Quand je compare l’école philosophique libertaire à celles dont j’ai connaissance au long de l’histoire  de la pensée humaine, je ne trouve d’exemple comparable que dans les écoles qui dans la Grèce antique ont créer une lumière qui nous éclaire encore. Un Proudhon. un Bakounine, un Elisée Reclus, un Kropotkine, un Ricardo Mella dans une certaine mesure me rappellent un Anaximandre, un Héraclite, un Anaximène, un Epicure, un Leucippe ou un Démocrite, cherchant l’origine de la vie, s’évertuant à sonder la matière, fondant la science expérimentale en même temps qu’une philosophie de l’homme où l’éthique individuelle s’harmonisait avec le mécanisme du cosmos. Les fondateurs de l’anarchisme social et socialiste (je laisse à part les individualistes, qui en général ont tout gâté) ont suivi le même chemin.

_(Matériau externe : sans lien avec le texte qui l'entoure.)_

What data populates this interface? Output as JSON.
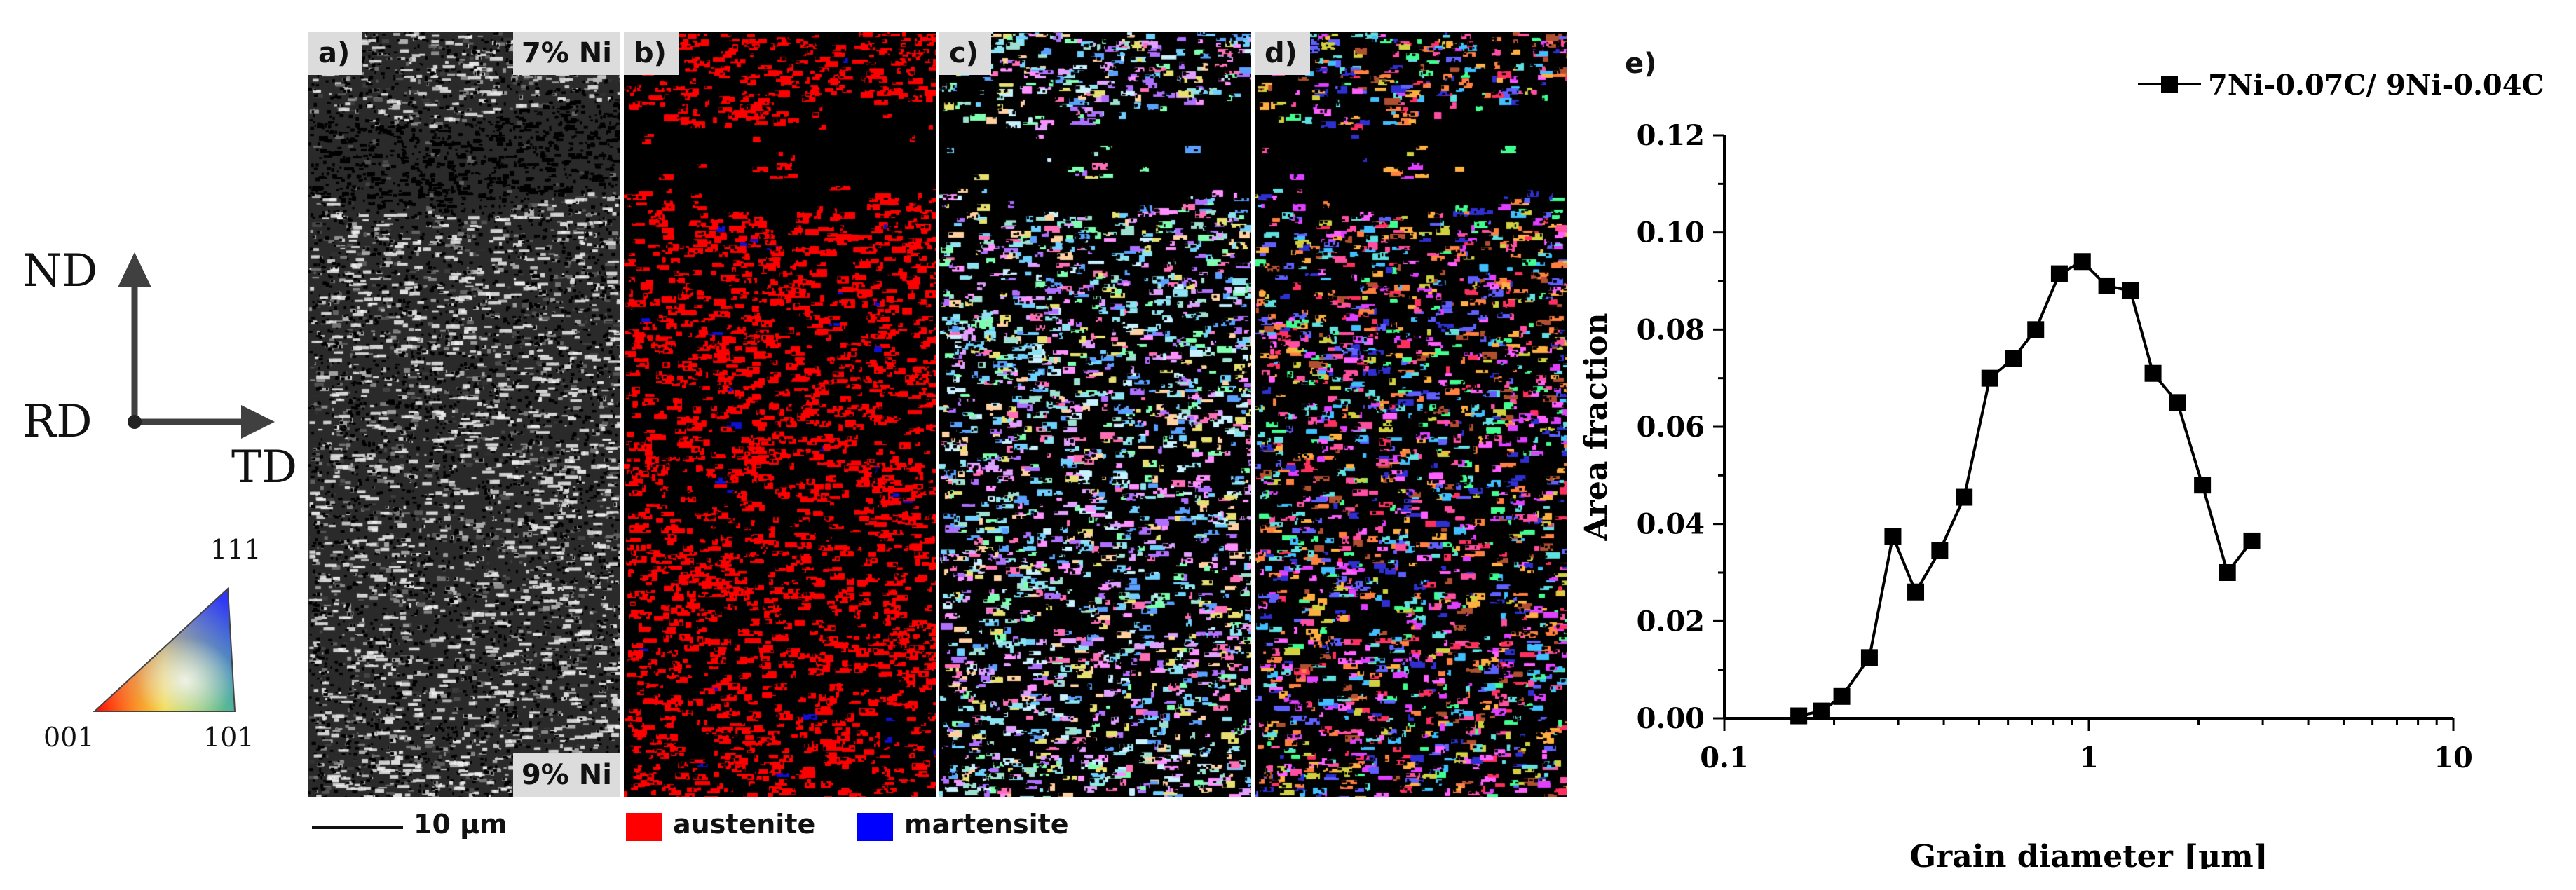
{
  "panels": [
    {
      "label": "a)",
      "top_right": "7% Ni",
      "bottom_right": "9% Ni"
    },
    {
      "label": "b)"
    },
    {
      "label": "c)"
    },
    {
      "label": "d)"
    },
    {
      "label": "e)"
    }
  ],
  "axes": {
    "nd": "ND",
    "rd": "RD",
    "td": "TD"
  },
  "ipf": {
    "top": "111",
    "left": "001",
    "right": "101"
  },
  "scale_bar": "10 µm",
  "phase_legend": [
    {
      "name": "austenite",
      "color": "#ff0000"
    },
    {
      "name": "martensite",
      "color": "#0000ff"
    }
  ],
  "chart_data": {
    "type": "line",
    "title": "",
    "xlabel": "Grain diameter [µm]",
    "ylabel": "Area fraction",
    "xscale": "log",
    "xlim": [
      0.1,
      10
    ],
    "ylim": [
      0,
      0.12
    ],
    "xticks": [
      "0.1",
      "1",
      "10"
    ],
    "yticks": [
      "0.00",
      "0.02",
      "0.04",
      "0.06",
      "0.08",
      "0.10",
      "0.12"
    ],
    "legend_position": "top-right",
    "series": [
      {
        "name": "7Ni-0.07C/ 9Ni-0.04C",
        "marker": "square",
        "color": "#000000",
        "x": [
          0.16,
          0.185,
          0.21,
          0.25,
          0.29,
          0.335,
          0.39,
          0.455,
          0.535,
          0.62,
          0.715,
          0.83,
          0.96,
          1.12,
          1.3,
          1.5,
          1.75,
          2.05,
          2.4,
          2.8
        ],
        "y": [
          0.0005,
          0.0015,
          0.0045,
          0.0125,
          0.0375,
          0.026,
          0.0345,
          0.0455,
          0.07,
          0.074,
          0.08,
          0.0915,
          0.094,
          0.089,
          0.088,
          0.071,
          0.065,
          0.048,
          0.03,
          0.0365
        ]
      }
    ]
  }
}
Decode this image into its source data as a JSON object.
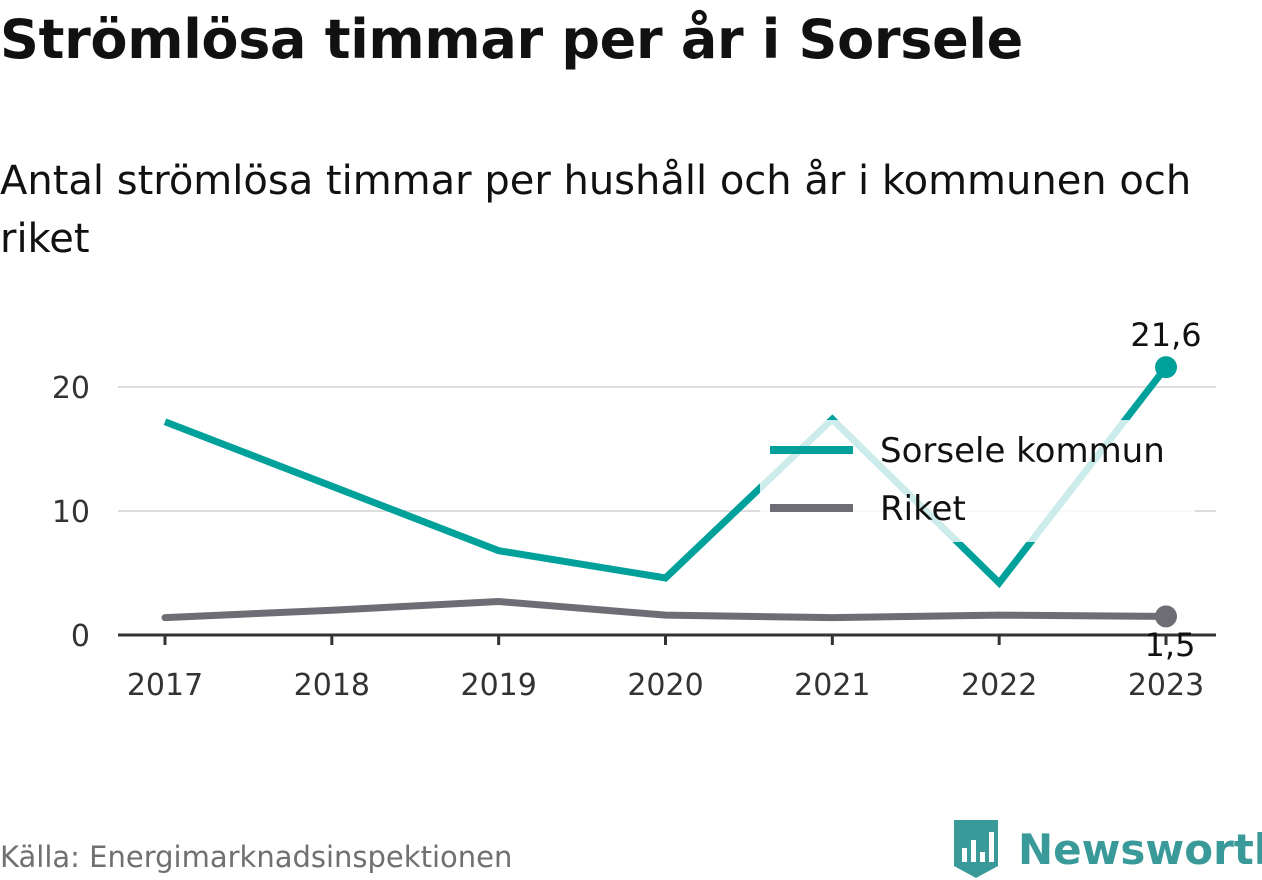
{
  "title": "Strömlösa timmar per år i Sorsele",
  "subtitle": "Antal strömlösa timmar per hushåll och år i kommunen och riket",
  "source": "Källa: Energimarknadsinspektionen",
  "brand": {
    "name": "Newsworthy",
    "logo_icon": "newsworthy-logo-icon"
  },
  "colors": {
    "sorsele": "#00a19a",
    "riket": "#6e6d76",
    "grid": "#dddddd",
    "axis": "#333333"
  },
  "chart_data": {
    "type": "line",
    "x": [
      "2017",
      "2018",
      "2019",
      "2020",
      "2021",
      "2022",
      "2023"
    ],
    "series": [
      {
        "name": "Sorsele kommun",
        "values": [
          17.2,
          12.0,
          6.8,
          4.6,
          17.4,
          4.2,
          21.6
        ]
      },
      {
        "name": "Riket",
        "values": [
          1.4,
          2.0,
          2.7,
          1.6,
          1.4,
          1.6,
          1.5
        ]
      }
    ],
    "yticks": [
      "0",
      "10",
      "20"
    ],
    "ylim": [
      0,
      22.5
    ],
    "end_labels": [
      "21,6",
      "1,5"
    ],
    "legend_position": "right",
    "grid": true
  }
}
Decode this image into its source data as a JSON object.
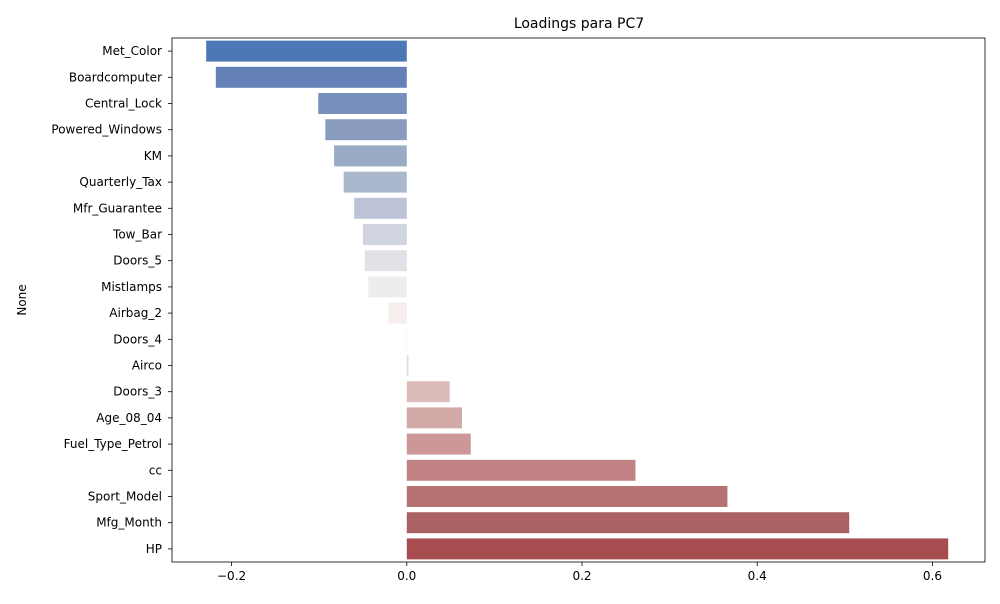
{
  "chart_data": {
    "type": "bar",
    "orientation": "horizontal",
    "title": "Loadings para PC7",
    "xlabel": "",
    "ylabel": "None",
    "xlim": [
      -0.268,
      0.66
    ],
    "xticks": [
      -0.2,
      0.0,
      0.2,
      0.4,
      0.6
    ],
    "xtick_labels": [
      "−0.2",
      "0.0",
      "0.2",
      "0.4",
      "0.6"
    ],
    "grid": false,
    "categories": [
      "Met_Color",
      "Boardcomputer",
      "Central_Lock",
      "Powered_Windows",
      "KM",
      "Quarterly_Tax",
      "Mfr_Guarantee",
      "Tow_Bar",
      "Doors_5",
      "Mistlamps",
      "Airbag_2",
      "Doors_4",
      "Airco",
      "Doors_3",
      "Age_08_04",
      "Fuel_Type_Petrol",
      "cc",
      "Sport_Model",
      "Mfg_Month",
      "HP"
    ],
    "values": [
      -0.229,
      -0.218,
      -0.101,
      -0.093,
      -0.083,
      -0.072,
      -0.06,
      -0.05,
      -0.048,
      -0.044,
      -0.021,
      -0.001,
      0.002,
      0.049,
      0.063,
      0.073,
      0.261,
      0.366,
      0.505,
      0.618
    ],
    "colors": [
      "#4c78b5",
      "#6381b6",
      "#778fba",
      "#899cbd",
      "#9aabc5",
      "#abb7cd",
      "#bcc3d6",
      "#cfd4de",
      "#e2e1e7",
      "#efecee",
      "#f6eded",
      "#f9f3f3",
      "#ebd6d6",
      "#dcbcbb",
      "#d3a9a8",
      "#cb9797",
      "#c08283",
      "#b67273",
      "#aa6162",
      "#a74c4f"
    ]
  }
}
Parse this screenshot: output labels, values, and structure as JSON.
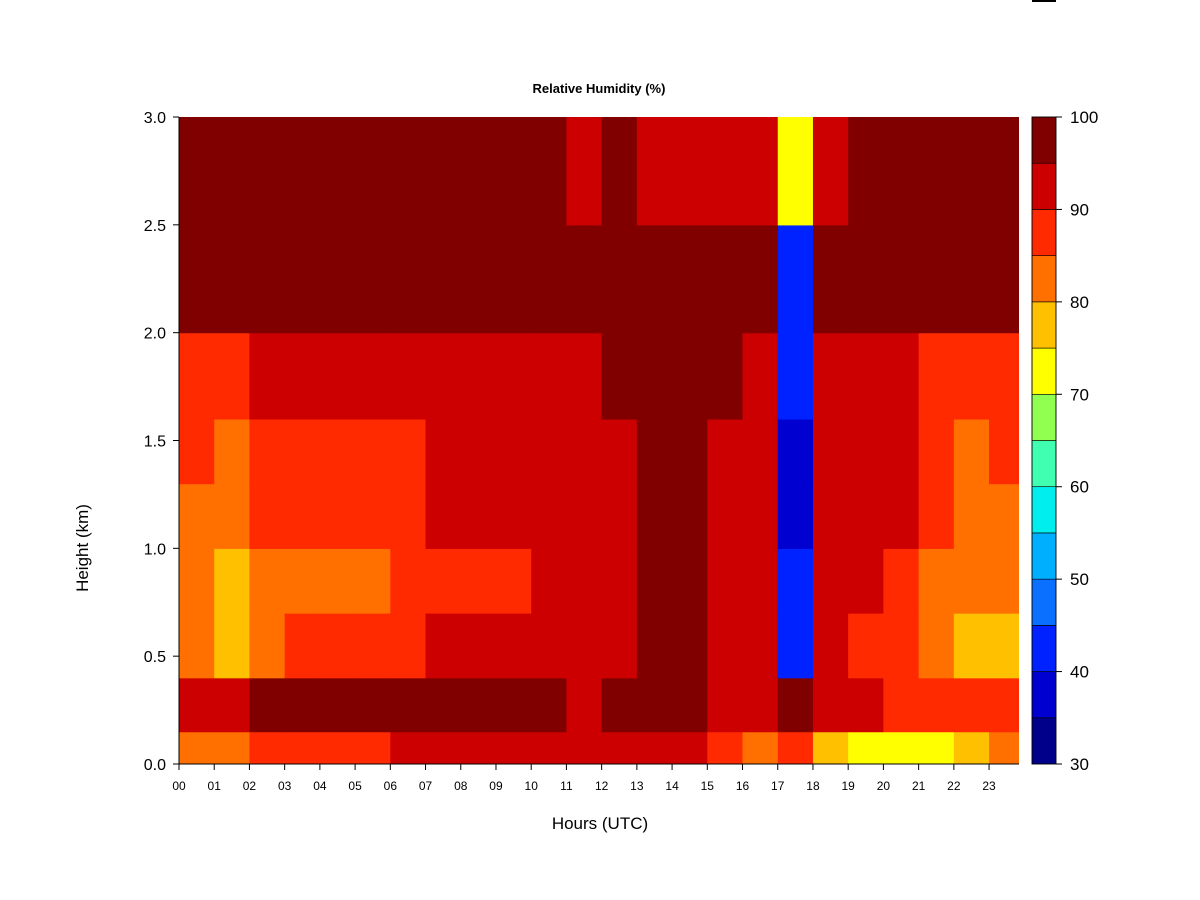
{
  "chart_data": {
    "type": "heatmap",
    "title": "Relative Humidity (%)",
    "xlabel": "Hours (UTC)",
    "ylabel": "Height (km)",
    "x_tick_labels": [
      "00",
      "01",
      "02",
      "03",
      "04",
      "05",
      "06",
      "07",
      "08",
      "09",
      "10",
      "11",
      "12",
      "13",
      "14",
      "15",
      "16",
      "17",
      "18",
      "19",
      "20",
      "21",
      "22",
      "23"
    ],
    "x_range": [
      0,
      23.85
    ],
    "y_ticks": [
      0.0,
      0.5,
      1.0,
      1.5,
      2.0,
      2.5,
      3.0
    ],
    "y_tick_labels": [
      "0.0",
      "0.5",
      "1.0",
      "1.5",
      "2.0",
      "2.5",
      "3.0"
    ],
    "ylim": [
      0,
      3.0
    ],
    "colorbar": {
      "levels": [
        30,
        35,
        40,
        45,
        50,
        55,
        60,
        65,
        70,
        75,
        80,
        85,
        90,
        95,
        100
      ],
      "tick_values": [
        30,
        40,
        50,
        60,
        70,
        80,
        90,
        100
      ],
      "tick_labels": [
        "30",
        "40",
        "50",
        "60",
        "70",
        "80",
        "90",
        "100"
      ],
      "colors": [
        "#00008b",
        "#0000d0",
        "#0022ff",
        "#0a70ff",
        "#00b0ff",
        "#00eeee",
        "#40ffb0",
        "#90ff50",
        "#ffff00",
        "#ffc000",
        "#ff7000",
        "#ff2a00",
        "#cc0000",
        "#800000"
      ]
    },
    "hours": [
      0,
      1,
      2,
      3,
      4,
      5,
      6,
      7,
      8,
      9,
      10,
      11,
      12,
      13,
      14,
      15,
      16,
      17,
      18,
      19,
      20,
      21,
      22,
      23
    ],
    "heights_km": [
      0.05,
      0.25,
      0.55,
      0.85,
      1.15,
      1.45,
      1.75,
      2.25,
      2.75
    ],
    "values": [
      [
        84,
        93,
        80,
        80,
        84,
        85,
        89,
        97,
        98
      ],
      [
        83,
        93,
        78,
        77,
        84,
        84,
        89,
        98,
        98
      ],
      [
        87,
        96,
        84,
        82,
        85,
        85,
        90,
        98,
        99
      ],
      [
        88,
        97,
        86,
        83,
        86,
        85,
        90,
        98,
        99
      ],
      [
        89,
        97,
        86,
        83,
        86,
        85,
        90,
        98,
        99
      ],
      [
        89,
        97,
        86,
        83,
        86,
        85,
        90,
        98,
        99
      ],
      [
        90,
        97,
        89,
        86,
        88,
        88,
        92,
        98,
        99
      ],
      [
        90,
        98,
        91,
        88,
        90,
        90,
        93,
        98,
        98
      ],
      [
        90,
        98,
        91,
        88,
        90,
        90,
        93,
        98,
        98
      ],
      [
        90,
        98,
        91,
        88,
        90,
        90,
        93,
        98,
        98
      ],
      [
        91,
        98,
        92,
        90,
        91,
        91,
        94,
        98,
        96
      ],
      [
        90,
        94,
        92,
        91,
        92,
        92,
        94,
        98,
        94
      ],
      [
        91,
        97,
        93,
        93,
        93,
        93,
        95,
        98,
        95
      ],
      [
        91,
        98,
        97,
        96,
        96,
        96,
        96,
        98,
        93
      ],
      [
        90,
        97,
        95,
        95,
        95,
        95,
        96,
        98,
        93
      ],
      [
        86,
        94,
        93,
        93,
        93,
        93,
        95,
        98,
        93
      ],
      [
        82,
        93,
        92,
        92,
        93,
        93,
        94,
        98,
        93
      ],
      [
        88,
        96,
        44,
        40,
        38,
        38,
        40,
        42,
        70
      ],
      [
        78,
        91,
        90,
        91,
        93,
        93,
        94,
        98,
        94
      ],
      [
        72,
        90,
        88,
        90,
        92,
        92,
        93,
        98,
        95
      ],
      [
        70,
        88,
        85,
        88,
        91,
        90,
        92,
        98,
        96
      ],
      [
        73,
        86,
        80,
        82,
        86,
        86,
        89,
        97,
        98
      ],
      [
        78,
        88,
        78,
        80,
        84,
        84,
        88,
        97,
        98
      ],
      [
        82,
        89,
        78,
        80,
        84,
        85,
        89,
        97,
        98
      ]
    ]
  }
}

Toutes les connaissances, toutes les sciences, toutes les activités intellectuelles les ont attirés. Bakounine suivant pas à pas les découvertes de la physique, de la chimie organique, de l’astronomie (il énonçait des conceptions astronomiques qui valent encore d’être méditées), de la physiologie, de la psychologie, de la sociologie, etc… Elisée Reclus associant l’histoire et la géographie, toutes les manifestations de la vie tellurique et celles des hommes dans leurs activités fécondes, élaborant harmonieusement une culture humaniste universelle. Un Kropotkine écrivait dans La Science Moderne et l’Anarchie: «L’Anarchie est une conception de l’univers basée sur une interprétation mécanique des phénomènes, qui embrasse route la nature, y compris la vie des sociétés. Sa méthode est celle des sciences naturelles, et par cette méthode toute conclusion scientifique doit être vérifiée. Sa tendance est de fonder une philosophie synthétique qui comprendrait tous les faits de la nature, y compris la vie des sociétés humaines et leurs problèmes politiques, économiques et moraux».

 

A cette ample vision des choses, à la fois philosophique et scientifique, qui continuait celle d’Auguste Comte et rappelait celle de Spencer, et celle des savants-philosophes ou philosophes-savants d’Athènes et de Millet, d’Abdère ou d’Agrigente, qu’opposent aujourd’hui ceux qui, dédaignant les grands fondateurs, prétendent redéfinir l’anarchie? Voici quelques définitions que j’ai relevées récemment: «L’anarchie est un état d’âme»; «l’anarchie c’est la simplicité» ; «l’anarchie est un mode de vie individuelle» ; «l’anarchisme, c’est avant tout l’éducation» ; «l’inorganisation est la plus pure expression de l’anarchie» ; «l’anarchie c’est le refus de toute autorité»... On en pourrait citer des douzaines, sinon des centaines, toutes plus étriquées, plus en retrait les unes que les autres par rapport à ce qu’écrivaient Kropotkine et Proudhon, que ces définisseurs feignent de mépriser parce qu’incapables de s’élever à la hauteur de leur pensée. Aussi ont-ils besoin de leurs interprétations propres, et toutes ces interprétations constituent une cacophonie dans laquelle la pensée qu’on prétend exprimer n’est plus qu’une mascarade de mots.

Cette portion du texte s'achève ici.